Dr. Emma Medland, King’s Learning Institute, King’s College, London, London, UK
Looking at PG certificate in Academic Practice. All assessments are double blind marked but external examiners said that there were too many significant discrepancies so decided to carry out this research as had a lot of third marking. In educational development there are people with different academic backgrounds. Debate about whether academic development is even a discipline. So what does this mean for marking in this area?
Interviewed markers of one assignment, two themes:
-subjectivity
- identifying the grade – general agreement about academic ‘intuition’ informed by previous experience. This is problematic for new lecturers. Mismatched was viewed positively as a means of having a discussion and informing values around marking
- public or private nature of feedback.
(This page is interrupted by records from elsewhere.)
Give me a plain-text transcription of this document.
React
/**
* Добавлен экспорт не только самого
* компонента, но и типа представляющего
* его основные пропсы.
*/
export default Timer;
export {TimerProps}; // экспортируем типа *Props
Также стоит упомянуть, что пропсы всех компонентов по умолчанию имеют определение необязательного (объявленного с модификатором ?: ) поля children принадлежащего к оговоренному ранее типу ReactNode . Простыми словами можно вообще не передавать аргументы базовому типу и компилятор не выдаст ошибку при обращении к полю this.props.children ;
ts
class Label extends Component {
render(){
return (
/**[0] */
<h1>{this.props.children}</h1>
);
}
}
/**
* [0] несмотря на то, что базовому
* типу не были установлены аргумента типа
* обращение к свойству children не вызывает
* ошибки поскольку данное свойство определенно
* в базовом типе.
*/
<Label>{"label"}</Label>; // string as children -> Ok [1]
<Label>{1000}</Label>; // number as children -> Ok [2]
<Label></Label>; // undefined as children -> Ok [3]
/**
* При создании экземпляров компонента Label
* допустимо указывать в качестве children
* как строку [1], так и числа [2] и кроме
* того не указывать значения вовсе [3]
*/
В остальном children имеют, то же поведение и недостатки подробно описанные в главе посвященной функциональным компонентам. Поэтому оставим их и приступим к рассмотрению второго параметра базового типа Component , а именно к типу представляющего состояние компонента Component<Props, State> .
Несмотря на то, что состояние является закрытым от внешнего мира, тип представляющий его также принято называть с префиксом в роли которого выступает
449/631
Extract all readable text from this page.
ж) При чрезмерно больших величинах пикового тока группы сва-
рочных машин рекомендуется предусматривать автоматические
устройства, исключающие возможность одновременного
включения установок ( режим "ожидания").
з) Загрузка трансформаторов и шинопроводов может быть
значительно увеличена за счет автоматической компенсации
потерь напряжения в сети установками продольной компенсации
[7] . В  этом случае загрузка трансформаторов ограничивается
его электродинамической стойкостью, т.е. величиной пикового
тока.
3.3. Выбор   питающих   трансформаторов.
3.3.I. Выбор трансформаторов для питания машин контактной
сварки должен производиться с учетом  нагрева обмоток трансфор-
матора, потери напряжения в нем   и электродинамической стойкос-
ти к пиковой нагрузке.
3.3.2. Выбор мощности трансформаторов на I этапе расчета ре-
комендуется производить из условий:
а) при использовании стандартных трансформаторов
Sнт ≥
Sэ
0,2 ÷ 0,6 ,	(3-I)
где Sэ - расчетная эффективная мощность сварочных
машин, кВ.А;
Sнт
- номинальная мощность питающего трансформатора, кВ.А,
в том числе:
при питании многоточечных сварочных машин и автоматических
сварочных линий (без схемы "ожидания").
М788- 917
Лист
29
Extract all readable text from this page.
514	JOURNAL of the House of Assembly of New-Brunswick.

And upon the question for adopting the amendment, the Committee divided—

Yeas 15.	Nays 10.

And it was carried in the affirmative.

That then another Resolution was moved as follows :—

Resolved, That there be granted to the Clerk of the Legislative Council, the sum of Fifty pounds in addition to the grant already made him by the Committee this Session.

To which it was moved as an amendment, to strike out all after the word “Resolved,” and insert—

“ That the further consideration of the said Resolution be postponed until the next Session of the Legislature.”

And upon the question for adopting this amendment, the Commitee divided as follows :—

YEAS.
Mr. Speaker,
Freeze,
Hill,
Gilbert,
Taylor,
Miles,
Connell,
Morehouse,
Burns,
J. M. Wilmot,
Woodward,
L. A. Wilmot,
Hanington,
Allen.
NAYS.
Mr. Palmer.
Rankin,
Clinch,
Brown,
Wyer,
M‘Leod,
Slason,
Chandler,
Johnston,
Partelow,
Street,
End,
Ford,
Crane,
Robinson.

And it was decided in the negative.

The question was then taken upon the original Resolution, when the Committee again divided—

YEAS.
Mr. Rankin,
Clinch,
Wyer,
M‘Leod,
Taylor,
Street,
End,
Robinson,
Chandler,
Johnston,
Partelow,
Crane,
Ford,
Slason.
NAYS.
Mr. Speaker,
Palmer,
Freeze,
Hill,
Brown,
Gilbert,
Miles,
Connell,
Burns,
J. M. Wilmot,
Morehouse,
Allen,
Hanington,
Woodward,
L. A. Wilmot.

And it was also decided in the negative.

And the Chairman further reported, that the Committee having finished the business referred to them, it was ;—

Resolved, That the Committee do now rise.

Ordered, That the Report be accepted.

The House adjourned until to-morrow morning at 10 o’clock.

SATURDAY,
Dialogue with student, justification for external, justification for yourself
- discipline any differences? Some felt that disciplinary differences were overstated. Other did pay attention to discipline.
– Academic development
- Relationship to academic development –whether or not identified with discipline a not
- Perception of academic development –struggle here and unsure how academic development fits in the University. Idea of them being the ‘grit’ but also problems of identity and whether people take academic development seriously.
– Future of academic development –higher education cutbacks causing alarm. Difficulty of recognition, need to justify existence. Concern about future director and whether academic development is understood.
Large proportion of mismatches does result in a lot time. However does surface important issues around values and values of the discipline which would otherwise remain implicit. Subjectivity could be viewed differently and positively as a way of bringing a team together.
Question: whether should just have a pass /fail rather than marks? At Kings get an indicative grade not actual mark.
[notion of ‘gut instinct’ and experience base problematic for new lecturers – more research needed here?]